South East Wales

Falklands memorial re-dedicated on Armed Forces Day

Wales' Falklands Memorial has been re-dedicated to mark the 30th anniversary of the conflict which saw 32 Welsh Guards among the fallen.

The ceremony was part of the Armed Forces Day events in Cardiff.

The 2012 celebrations coincided with the Falklands anniversary and the 60th anniversary of the Welch Regiment's involvement in the Korean War.

A parade to Cardiff Castle included a flypast by an RAF Dakota, but weather prevented a display by the RAF Falcons.

A member of the Falkland Islands legislative assembly was among the politicians attending memorial re-dedication in Alexandra Gardens on Saturday morning.

Image caption A bandsman at the Falklands re-dedication

The Welsh Guards were among 48 members of the British forces who died when troop ship Sir Galahad was bombed by the Argentines just six days before the 1982 conflicted ended.

The monument was created from five tonnes of Mount Harriet granite rock, located by veteran Andy "Curly" Jones, from Libanus, near Brecon, Powys.

The 7ft (2.1m) rock, a gift from Falkland islanders, was shipped more than 8,000 miles (13,000 km) after three years' work by members of the South Atlantic Medal Association.

It bears the names of the three islanders who died in the conflict in addition to the servicemen who were killed.

The Armed Forces Day flag was already flying at Cardiff Castle following a ceremony last week.

Veterans, cadets and members of the armed forces took take part in the parade on Saturday, watched by hundreds of people on the streets of Cardiff city centre, to commemorate servicemen and women past and present.

Welsh Secretary Cheryl Gillan said: "Armed Forces Day allows people to reflect upon, and honour the contribution made by all who serve or have served in the British military.


"In Wales, we have a special connection with our armed forces and we owe a tremendous debt of gratitude to those who work tirelessly, often in difficult circumstances, to defend our values and way of life."
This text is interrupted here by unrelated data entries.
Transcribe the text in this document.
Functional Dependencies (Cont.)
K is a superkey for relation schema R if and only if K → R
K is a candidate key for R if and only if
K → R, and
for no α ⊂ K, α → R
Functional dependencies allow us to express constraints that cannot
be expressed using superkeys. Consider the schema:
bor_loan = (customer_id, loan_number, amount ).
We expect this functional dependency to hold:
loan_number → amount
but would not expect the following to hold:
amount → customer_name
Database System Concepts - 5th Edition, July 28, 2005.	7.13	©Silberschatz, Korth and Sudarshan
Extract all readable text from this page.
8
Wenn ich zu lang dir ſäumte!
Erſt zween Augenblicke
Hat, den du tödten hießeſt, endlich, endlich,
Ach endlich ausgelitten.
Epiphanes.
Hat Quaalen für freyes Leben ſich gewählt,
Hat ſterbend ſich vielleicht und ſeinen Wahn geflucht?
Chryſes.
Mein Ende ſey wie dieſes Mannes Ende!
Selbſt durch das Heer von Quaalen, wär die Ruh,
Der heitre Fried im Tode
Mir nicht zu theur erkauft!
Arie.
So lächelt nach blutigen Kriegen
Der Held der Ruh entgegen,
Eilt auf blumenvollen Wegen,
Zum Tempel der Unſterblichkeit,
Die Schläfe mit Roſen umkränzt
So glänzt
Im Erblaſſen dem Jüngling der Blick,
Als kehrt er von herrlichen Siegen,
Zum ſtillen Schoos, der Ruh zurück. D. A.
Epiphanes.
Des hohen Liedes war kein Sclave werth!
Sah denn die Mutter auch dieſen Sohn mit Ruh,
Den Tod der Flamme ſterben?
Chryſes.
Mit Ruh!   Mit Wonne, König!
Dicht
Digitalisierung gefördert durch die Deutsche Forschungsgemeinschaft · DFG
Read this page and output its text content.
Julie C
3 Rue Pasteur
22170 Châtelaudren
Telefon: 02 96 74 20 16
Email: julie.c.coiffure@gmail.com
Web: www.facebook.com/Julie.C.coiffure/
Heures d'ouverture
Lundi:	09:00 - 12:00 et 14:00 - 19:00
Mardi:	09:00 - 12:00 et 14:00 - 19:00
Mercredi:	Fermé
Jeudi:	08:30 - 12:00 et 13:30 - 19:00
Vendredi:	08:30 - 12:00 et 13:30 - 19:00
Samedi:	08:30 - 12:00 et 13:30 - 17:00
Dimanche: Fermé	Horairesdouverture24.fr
The Welsh government has put £20,000 to Armed Forces Day events in north and south Wales.

Image caption Ex-servicemen at Cardiff Castle

First Minister Carwyn Jones said: "Today is about saying thank you to the members of the armed forces for the work they do in our name.

"Armed Forces Day is an opportunity for all of us to show our appreciation and to recognise the professionalism, commitment and sacrifice our service men and women endure."

Lance Corporal Simeon Howells, from Merthyr Tydfil, is spending Armed Forces Day nearly half way into his second tour of duty in Afghanistan.

Speaking from Lashkar Gah in Helmand province, he told BBC Wales it was a normal working day.

"We've got a couple of foot patrols, it's a normal day's work," he said.

"I believe it's the biggest contingent of Welsh service people out in Afghanistan since 2001. It's nice to be around a lot of Welsh faces. You hear the accent and it feels a bit more like home."

"My wife is a volunteer with [forces charity] SSAFA so she's running a tent in Cardiff, my two children will be going down as well with their grandmother, so they'll all be out and about celebrating."

L/Cpl Howells said he hoped everyone at home "enjoys themselves, think about us lot out here and also remember this is for the fallen not just the boys still serving out here."

Veterans' Day was first celebrated in Britain in 2006. The annual event was renamed Armed Forces Day in 2009.